I’ve benefitted from that counter-flow which has given me time to choose which way to go, rather than be taken there by the old fabric. It might even look identical, the fabric, without the close looking to how each of the threads now can relate to their neighbors, even to the others a distance away (thinking also of “going in—or out—and tracking the underlying web of surface experience” which can same time be profound, deep.
It is to be struck softly by Heschel’s awe.

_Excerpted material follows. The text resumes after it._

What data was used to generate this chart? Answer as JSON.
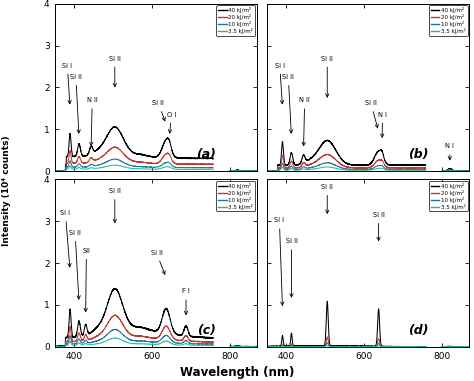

And so, I continue on, ever reminded that there is much beauty on our planet, some made by human beings, trying to express for themselves how they make bits of sense of it all. Yes, “it is we who have gone out for a walk.”
Speaking of afflictions, unsorted, they draw a map we’re usually required to follow. But we can read that map, follow those originally weaved threads, and make therefrom a whole new way to wrap around and keep us warmed from the cold of misunderstanding, or other things. The afflictions’ map can teach us, has taught me so very much. So they are something to walk away from, and same time keep near to teach.
So prati-prasava is “a process of going back” and just as much, a process of going forward!